You should also adjust your message to the context of the situation.
- Social Context — the norms, values, laws and other restrictions of a society to communicate within a specific limit. Examples include greeting people when meetings, thanking, apologizing, etc.
- Cultural Context — the lifestyle and identity of a person, such as their caste, class, race, ethnicity, gender, etc.
- Relational Context — this relates to relationship history and manners. You talk with an old friend differently than you would a stranger.
Communication helps you manage your relationships. Relationships develop, evolve, are maintained and deteriorate through communication. Through self-disclosure, we reveal information about ourselves that others are unlikely to discover on their own. Some guidelines to keep in mind when self-disclosing information with others:
- Share what is appropriate to the relationship.
- Match how much and to what extent is shared with you.
- Before disclosing further, observe how the other person responds to your communication and what he or she does with it.
- Pay attention to the purpose of the disclosure — disclosure is meant to enhance the quality of relationships.
Communication is more than words.
Listening is not the same thing as hearing. Hearing is passive; listening is an active process that involves being mindful, physically receiving a message, selecting and organizing material, interpreting and responding.
The best way to understand people is to listen to them.
- Listening helps us confirm others.
- Listening helps us understand.
- Listening helps us learn.
- Listening promotes civic engagement.
- Listening helps promote social justice.
Effective communicators are aware of and attempt to minimize obstacles to listening.
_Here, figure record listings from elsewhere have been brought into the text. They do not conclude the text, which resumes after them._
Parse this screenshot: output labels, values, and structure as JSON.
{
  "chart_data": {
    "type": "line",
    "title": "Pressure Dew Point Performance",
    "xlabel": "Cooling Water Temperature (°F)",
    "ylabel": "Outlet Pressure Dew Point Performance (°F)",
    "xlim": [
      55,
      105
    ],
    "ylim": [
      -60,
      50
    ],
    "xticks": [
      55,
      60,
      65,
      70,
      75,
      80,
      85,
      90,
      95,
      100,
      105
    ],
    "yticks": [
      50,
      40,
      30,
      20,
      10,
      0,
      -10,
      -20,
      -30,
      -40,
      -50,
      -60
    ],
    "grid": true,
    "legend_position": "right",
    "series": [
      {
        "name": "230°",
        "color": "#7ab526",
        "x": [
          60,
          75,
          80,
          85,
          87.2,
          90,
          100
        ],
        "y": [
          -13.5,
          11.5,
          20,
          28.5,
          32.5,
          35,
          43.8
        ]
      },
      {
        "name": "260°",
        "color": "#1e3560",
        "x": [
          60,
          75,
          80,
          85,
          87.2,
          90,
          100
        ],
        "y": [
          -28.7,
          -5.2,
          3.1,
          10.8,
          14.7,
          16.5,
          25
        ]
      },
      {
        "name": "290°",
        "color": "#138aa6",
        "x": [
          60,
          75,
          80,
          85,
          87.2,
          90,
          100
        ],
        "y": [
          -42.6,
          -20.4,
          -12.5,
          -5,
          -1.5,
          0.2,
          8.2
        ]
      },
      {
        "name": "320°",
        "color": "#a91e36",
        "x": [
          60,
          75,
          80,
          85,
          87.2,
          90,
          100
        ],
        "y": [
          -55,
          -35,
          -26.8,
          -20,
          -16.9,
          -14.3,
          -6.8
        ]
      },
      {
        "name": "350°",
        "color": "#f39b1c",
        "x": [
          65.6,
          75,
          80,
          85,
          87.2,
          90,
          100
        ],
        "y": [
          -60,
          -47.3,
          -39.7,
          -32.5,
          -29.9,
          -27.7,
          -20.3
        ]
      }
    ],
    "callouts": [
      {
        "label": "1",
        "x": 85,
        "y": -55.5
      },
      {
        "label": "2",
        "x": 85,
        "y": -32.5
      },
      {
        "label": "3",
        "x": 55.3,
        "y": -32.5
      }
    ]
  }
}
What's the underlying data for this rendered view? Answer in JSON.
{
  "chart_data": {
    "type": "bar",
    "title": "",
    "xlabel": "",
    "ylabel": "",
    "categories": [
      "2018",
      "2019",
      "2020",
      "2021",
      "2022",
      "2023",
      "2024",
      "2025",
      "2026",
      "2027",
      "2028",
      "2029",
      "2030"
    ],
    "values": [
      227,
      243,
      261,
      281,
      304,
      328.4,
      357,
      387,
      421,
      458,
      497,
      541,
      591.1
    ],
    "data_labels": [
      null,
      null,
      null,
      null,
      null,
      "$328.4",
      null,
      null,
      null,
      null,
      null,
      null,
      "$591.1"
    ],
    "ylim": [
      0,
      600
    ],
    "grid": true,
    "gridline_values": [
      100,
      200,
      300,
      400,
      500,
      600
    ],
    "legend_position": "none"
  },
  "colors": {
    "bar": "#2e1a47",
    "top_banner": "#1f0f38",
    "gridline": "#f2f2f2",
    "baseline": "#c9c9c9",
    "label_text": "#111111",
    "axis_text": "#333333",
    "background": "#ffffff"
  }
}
Adapt your listening to your communication goals.
- Be mindful — choose to pay attention.
- Minimize distractions (these can be external or internal)
- Ask questions — clarify or elaborate
- Suspend judgment and don’t evaluate
- Try to understand the other persons’ perspective
- Express support
Body language, or nonverbal communication, is a critical part of the communication process. Studies estimate that between 65 and 93 percent of the meaning of a message is derived from nonverbal signals, so even if you don’t think you’re communicating something, there’s a good chance you actually are.
What’s more, when what you communicate nonverbally contradicts what you say verbally, people more often trust the nonverbal cues over the verbal ones.
Pay attention to others’ and your own
- Facial expressions
- Movement and posture
- Eye contact
It’s not just what you say — it’s how you say it.